By the time he was a junior, Mount Pleasant fielded a terrific team for a 2A rural school, with 3,000-yard back Cody Reece running wild and Mayo and 6-6, 320-pound senior Austin Moore controlling the line of scrimmage. On a frosty night in November, Mount Pleasant hosted North Rowan in a second-round playoff game that would change the future for Mayo.
“I remember how fast that North Rowan running back (JaReke Chambers) was,” Mayo said. “But we played a great game.”
Mount Pleasant shocked everyone, not just by winning, but by pulverizing talented North Rowan, 42-14. Mayo dominated. He made an impression not only on Brian Hinson, who was Catawba’s offensive line coach then, but Joe Nixon, the former Catawba lineman, who was North Rowan’s head coach. Mayo jumped near the top of Catawba’s recruiting list.
Catawba watched Mayo perform the rest of that season, then followed him during his senior year as well. Both years Mount Pleasant kept advancing in the playoffs until it encountered Shelby — in the fourth round in 2014 and in the third round in 2015. If you play long enough in 2A, you eventually run into Shelby.
Mayo drew recruiting contacts from a lot of colleges, including Division I schools, but the Division I schools never offered. They were looking for 6-foot-5 linemen. Mayo is 6-2. So Catawba landed a guy who was bench-pressing 315 pounds, squatting 500 and dead-lifting 525 in high school. He was a three-time all-conference player and a three-time lineman of the year for his school, as well as an all-conference shot putter.
As a true freshman in 2016, Mayo was relatively high on the Indians’ depth chart, but Catawba stayed healthy enough that it never had to employ him. It became a redshirt year for him, so he’ll still be eligible to play through the 2020 season.

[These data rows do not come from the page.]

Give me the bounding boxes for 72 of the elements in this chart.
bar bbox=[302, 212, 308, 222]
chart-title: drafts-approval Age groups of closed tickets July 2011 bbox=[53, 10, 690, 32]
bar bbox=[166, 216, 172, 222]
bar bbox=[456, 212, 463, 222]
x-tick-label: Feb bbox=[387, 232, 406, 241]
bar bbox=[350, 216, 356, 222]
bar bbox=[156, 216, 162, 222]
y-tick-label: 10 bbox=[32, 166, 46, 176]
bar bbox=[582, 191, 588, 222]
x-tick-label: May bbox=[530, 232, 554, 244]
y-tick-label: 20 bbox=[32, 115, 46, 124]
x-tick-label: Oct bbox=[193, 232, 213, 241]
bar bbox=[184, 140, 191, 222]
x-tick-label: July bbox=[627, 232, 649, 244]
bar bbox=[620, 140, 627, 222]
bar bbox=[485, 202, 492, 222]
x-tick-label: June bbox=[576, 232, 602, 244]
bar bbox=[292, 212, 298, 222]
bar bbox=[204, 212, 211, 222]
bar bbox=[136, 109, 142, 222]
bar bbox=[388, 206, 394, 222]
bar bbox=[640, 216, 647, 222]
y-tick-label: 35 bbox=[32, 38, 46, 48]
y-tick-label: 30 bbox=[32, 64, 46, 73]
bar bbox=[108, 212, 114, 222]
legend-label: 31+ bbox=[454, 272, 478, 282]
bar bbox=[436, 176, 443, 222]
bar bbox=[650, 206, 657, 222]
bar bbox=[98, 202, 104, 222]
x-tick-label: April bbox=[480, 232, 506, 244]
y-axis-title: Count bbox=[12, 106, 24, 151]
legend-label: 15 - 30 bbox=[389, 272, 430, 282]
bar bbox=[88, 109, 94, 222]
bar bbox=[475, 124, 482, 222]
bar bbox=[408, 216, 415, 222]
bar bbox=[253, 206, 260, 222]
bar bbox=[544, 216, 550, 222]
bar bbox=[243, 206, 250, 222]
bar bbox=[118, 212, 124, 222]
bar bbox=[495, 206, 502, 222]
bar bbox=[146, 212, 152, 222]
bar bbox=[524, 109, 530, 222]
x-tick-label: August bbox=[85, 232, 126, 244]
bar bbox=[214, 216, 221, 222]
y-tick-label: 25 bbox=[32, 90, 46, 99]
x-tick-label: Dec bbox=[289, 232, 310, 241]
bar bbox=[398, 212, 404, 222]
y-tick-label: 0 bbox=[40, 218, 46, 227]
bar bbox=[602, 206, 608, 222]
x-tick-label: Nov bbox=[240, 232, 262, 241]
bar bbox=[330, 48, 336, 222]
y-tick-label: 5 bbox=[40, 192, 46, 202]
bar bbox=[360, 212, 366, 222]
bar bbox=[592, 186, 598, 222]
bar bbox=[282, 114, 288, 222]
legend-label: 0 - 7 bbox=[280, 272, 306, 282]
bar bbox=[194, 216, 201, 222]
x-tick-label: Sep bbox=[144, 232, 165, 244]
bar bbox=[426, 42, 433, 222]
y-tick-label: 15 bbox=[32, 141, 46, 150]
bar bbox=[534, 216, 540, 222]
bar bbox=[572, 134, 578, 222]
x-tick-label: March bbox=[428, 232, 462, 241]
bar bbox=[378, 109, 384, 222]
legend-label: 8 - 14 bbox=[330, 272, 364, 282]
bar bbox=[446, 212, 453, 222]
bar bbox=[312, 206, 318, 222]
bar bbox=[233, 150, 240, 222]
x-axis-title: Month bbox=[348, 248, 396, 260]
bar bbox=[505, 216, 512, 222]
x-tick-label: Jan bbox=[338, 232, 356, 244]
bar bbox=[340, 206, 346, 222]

“It wasn’t the easiest thing I’ve ever done, but I got through it,” Mayo said. “I got to travel to all the games and was always prepared to play if needed. I put in a lot of work in the weight room. I don’t weigh much more now than I did in high school, but my body has changed. I’m definitely stronger. I have more weight in the right places.”
Walker is confident the redshirt year is going to be hugely beneficial for Mayo. Catawba basically traded a season of the 19-year-old backup Mayo for a year of the 23-year-old Mayo, when he could be an All-South Atlantic Conference player.
“I’ve been there, and I know it’s not easy to be a redshirt when you’ve been a starter your whole life,” Walker said. “I redshirted at Catawba in 1988 when I entered college as a 200-pound defensive end. That was the year I learned how to be a linebacker and I learned how to be a college football player.”
Walker set the bar high for all Catawba redshirts. He became an All-American.
The future may be just as bright for Mayo, who plans, needless to say, to become a teacher and coach after he graduates.
Mayo’s marvelous Mount Pleasant teammates Reese and Moore aren’t playing football anymore, a combination of circumstances and misfortune. So, in a sense, he’s playing for both of them now. He’s grateful he’s still on the field.
Mayo is also grateful to be playing college football so close to home. Mount Pleasant is only 40 minutes from Catawba.
“My sister is having a baby any day now, and I’m about to become an uncle for the first time,” Mayo said. “Being this close, I can get home for all that important family stuff.”